Early Life & Ministry: Came to the U.S. in 1935, leading the Salinas Buddhist Temple for over two decades before transferring to West Los Angeles. Widely respected in the Japanese American community.
Arrest After Pearl Harbor: On December 9, 1941, local police forced him to take down the church bell, claiming it could signal the Japanese Navy. Soon after, he and two other priests were arrested by the FBI and paraded in the press as suspected saboteurs.
False Accusations: Newspapers and LIFE magazine falsely linked him to espionage and the Black Dragon Society. Even normal church items like bells, PA systems, and flags for children’s classes were twisted as “evidence” of sabotage.
Interrogation & Internment: Taken to San Francisco, interrogated without food, and later transferred through Fort Lincoln, Camp McCoy, and Camp Livingston. Singled out for the hardest labor, including ditch-digging and hauling lumber in the Louisiana heat, despite being a priest unaccustomed to such work.
Family Separation: Eventually moved to Santa Fe and then reunited with his wife at Poston concentration camp.
Postwar Exclusion: After the war, unlike most internees, he was barred from returning to the West Coast. Sent to Chicago, he was forced to report weekly to a church guarantor and monthly to federal agents until restrictions eased.
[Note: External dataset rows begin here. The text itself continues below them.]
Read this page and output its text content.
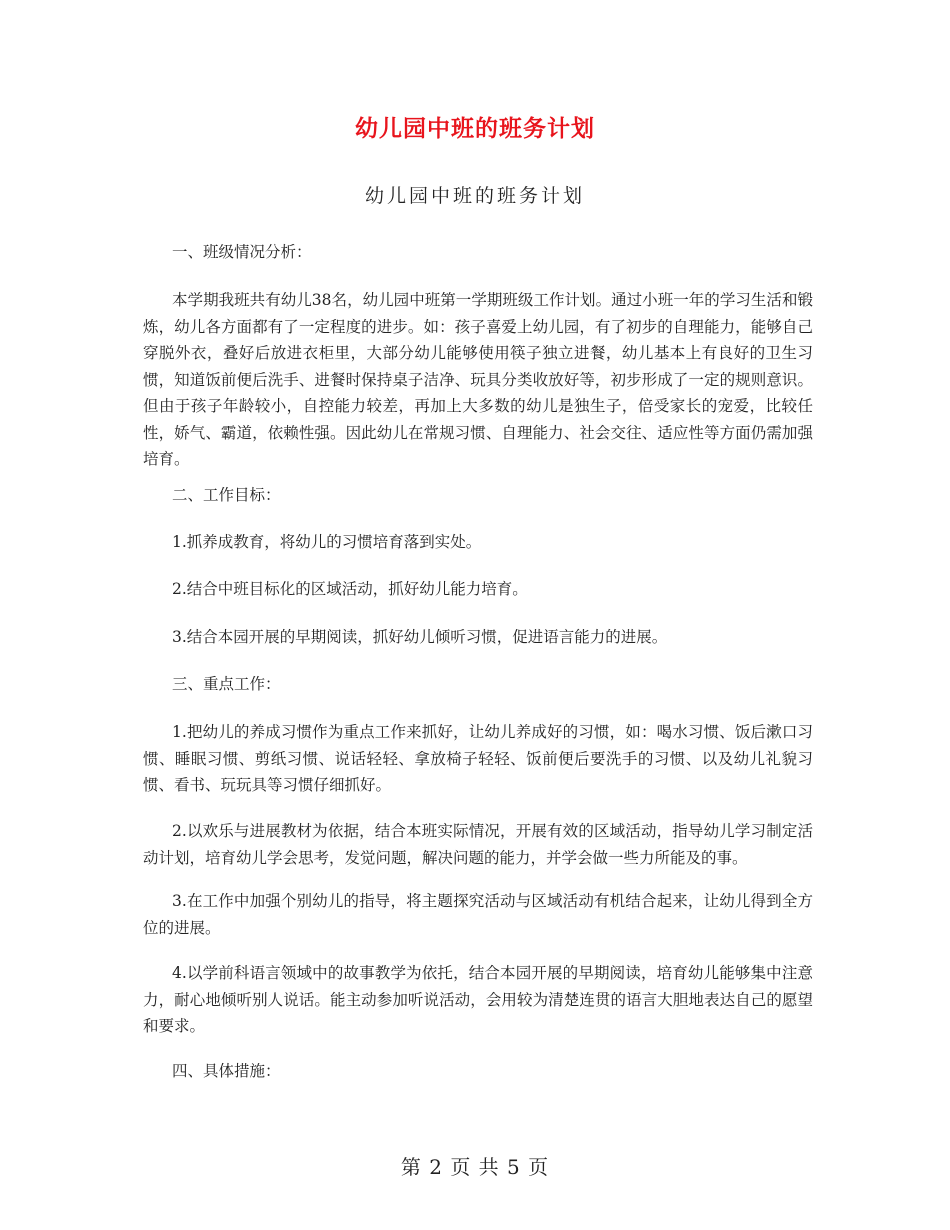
幼儿园中班的班务计划
幼儿园中班的班务计划
一、班级情况分析：
本学期我班共有幼儿38名，幼儿园中班第一学期班级工作计划。通过小班一年的学习生活和锻炼，幼儿各方面都有了一定程度的进步。如：孩子喜爱上幼儿园，有了初步的自理能力，能够自己穿脱外衣，叠好后放进衣柜里，大部分幼儿能够使用筷子独立进餐，幼儿基本上有良好的卫生习惯，知道饭前便后洗手、进餐时保持桌子洁净、玩具分类收放好等，初步形成了一定的规则意识。但由于孩子年龄较小，自控能力较差，再加上大多数的幼儿是独生子，倍受家长的宠爱，比较任性，娇气、霸道，依赖性强。因此幼儿在常规习惯、自理能力、社会交往、适应性等方面仍需加强培育。
二、工作目标：
1.抓养成教育，将幼儿的习惯培育落到实处。
2.结合中班目标化的区域活动，抓好幼儿能力培育。
3.结合本园开展的早期阅读，抓好幼儿倾听习惯，促进语言能力的进展。
三、重点工作：
1.把幼儿的养成习惯作为重点工作来抓好，让幼儿养成好的习惯，如：喝水习惯、饭后漱口习惯、睡眠习惯、剪纸习惯、说话轻轻、拿放椅子轻轻、饭前便后要洗手的习惯、以及幼儿礼貌习惯、看书、玩玩具等习惯仔细抓好。
2.以欢乐与进展教材为依据，结合本班实际情况，开展有效的区域活动，指导幼儿学习制定活动计划，培育幼儿学会思考，发觉问题，解决问题的能力，并学会做一些力所能及的事。
3.在工作中加强个别幼儿的指导，将主题探究活动与区域活动有机结合起来，让幼儿得到全方位的进展。
4.以学前科语言领域中的故事教学为依托，结合本园开展的早期阅读，培育幼儿能够集中注意力，耐心地倾听别人说话。能主动参加听说活动，会用较为清楚连贯的语言大胆地表达自己的愿望和要求。
四、具体措施：
第 2 页 共 5 页
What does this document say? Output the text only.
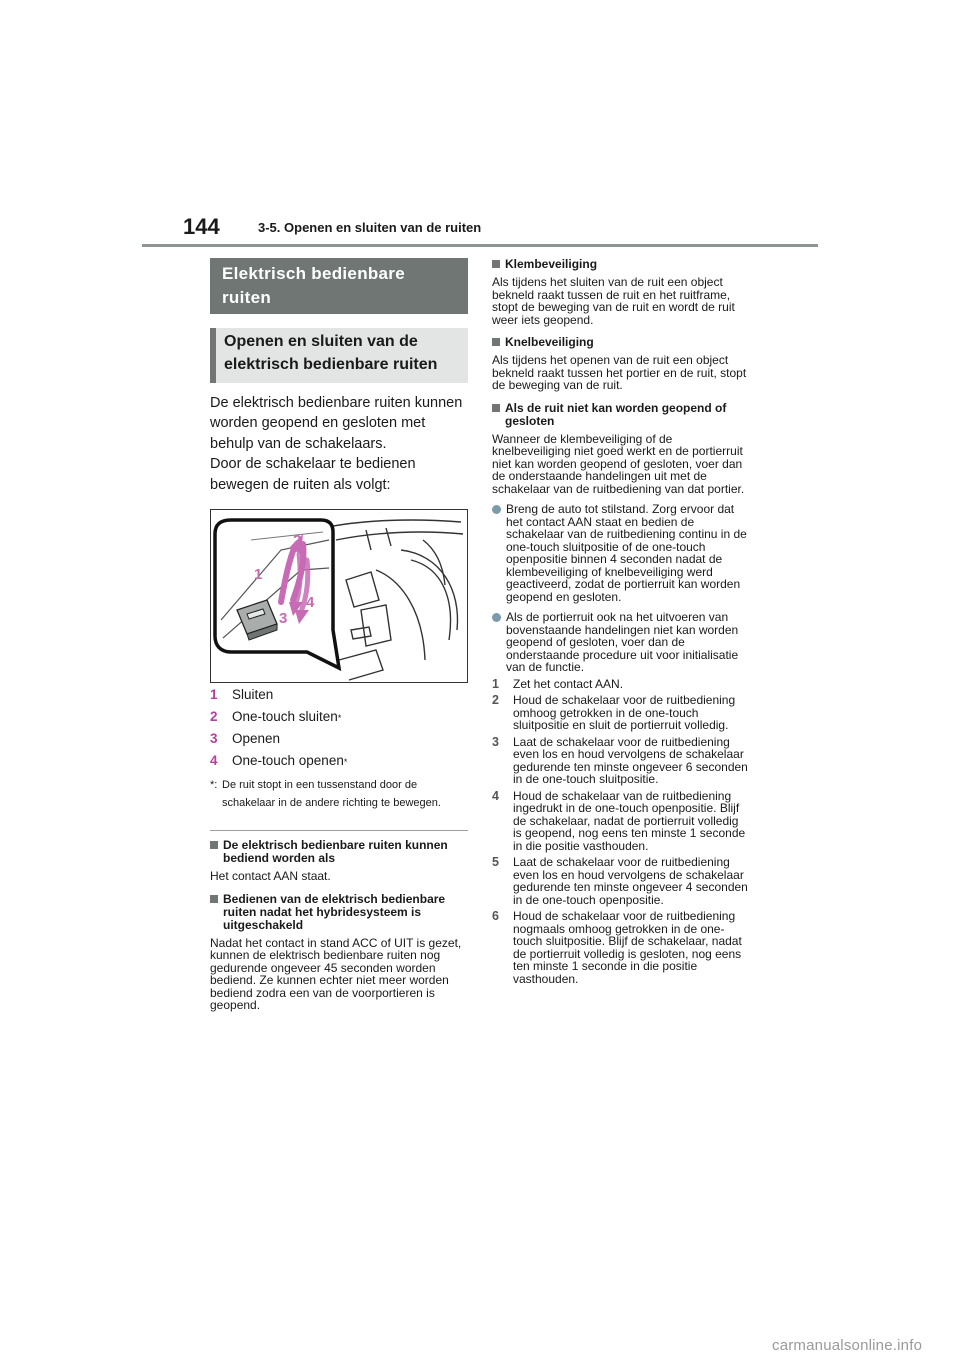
144	3-5. Openen en sluiten van de ruiten
Elektrisch bedienbare ruiten
Openen en sluiten van de elektrisch bedienbare ruiten

De elektrisch bedienbare ruiten kunnen worden geopend en gesloten met behulp van de schakelaars.

Door de schakelaar te bedienen bewegen de ruiten als volgt:

1
2
3
4
1	Sluiten
2	One-touch sluiten *
3	Openen
4	One-touch openen *
*: De ruit stopt in een tussenstand door de schakelaar in de andere richting te bewegen.
De elektrisch bedienbare ruiten kunnen bediend worden als
Het contact AAN staat.
Bedienen van de elektrisch bedienbare ruiten nadat het hybridesysteem is uitgeschakeld
Nadat het contact in stand ACC of UIT is gezet, kunnen de elektrisch bedienbare ruiten nog gedurende ongeveer 45 seconden worden bediend. Ze kunnen echter niet meer worden bediend zodra een van de voorportieren is geopend.
Klembeveiliging
Als tijdens het sluiten van de ruit een object bekneld raakt tussen de ruit en het ruitframe, stopt de beweging van de ruit en wordt de ruit weer iets geopend.
Knelbeveiliging
Als tijdens het openen van de ruit een object bekneld raakt tussen het portier en de ruit, stopt de beweging van de ruit.
Als de ruit niet kan worden geopend of gesloten
Wanneer de klembeveiliging of de knelbeveiliging niet goed werkt en de portierruit niet kan worden geopend of gesloten, voer dan de onderstaande handelingen uit met de schakelaar van de ruitbediening van dat portier.
Breng de auto tot stilstand. Zorg ervoor dat het contact AAN staat en bedien de schakelaar van de ruitbediening continu in de one-touch sluitpositie of de one-touch openpositie binnen 4 seconden nadat de klembeveiliging of knelbeveiliging werd geactiveerd, zodat de portierruit kan worden geopend en gesloten.
Als de portierruit ook na het uitvoeren van bovenstaande handelingen niet kan worden geopend of gesloten, voer dan de onderstaande procedure uit voor initialisatie van de functie.
1	Zet het contact AAN.
2	Houd de schakelaar voor de ruitbediening omhoog getrokken in de one-touch sluitpositie en sluit de portierruit volledig.
3	Laat de schakelaar voor de ruitbediening even los en houd vervolgens de schakelaar gedurende ten minste ongeveer 6 seconden in de one-touch sluitpositie.
4	Houd de schakelaar van de ruitbediening ingedrukt in de one-touch openpositie. Blijf de schakelaar, nadat de portierruit volledig is geopend, nog eens ten minste 1 seconde in die positie vasthouden.
5	Laat de schakelaar voor de ruitbediening even los en houd vervolgens de schakelaar gedurende ten minste ongeveer 4 seconden in de one-touch openpositie.
6	Houd de schakelaar voor de ruitbediening nogmaals omhoog getrokken in de one-touch sluitpositie. Blijf de schakelaar, nadat de portierruit volledig is gesloten, nog eens ten minste 1 seconde in die positie vasthouden.
carmanualsonline.info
Return to Salinas: Upon his eventual return, discovered only 26 Japanese families remained — down from 300 — due to an organized Anti-Japanese Committee of growers and bankers determined to keep them out.
Legacy: His testimony captured both the personal humiliation of false charges and the systemic efforts to erase Japanese Americans from places like Salinas, even after the war had ended.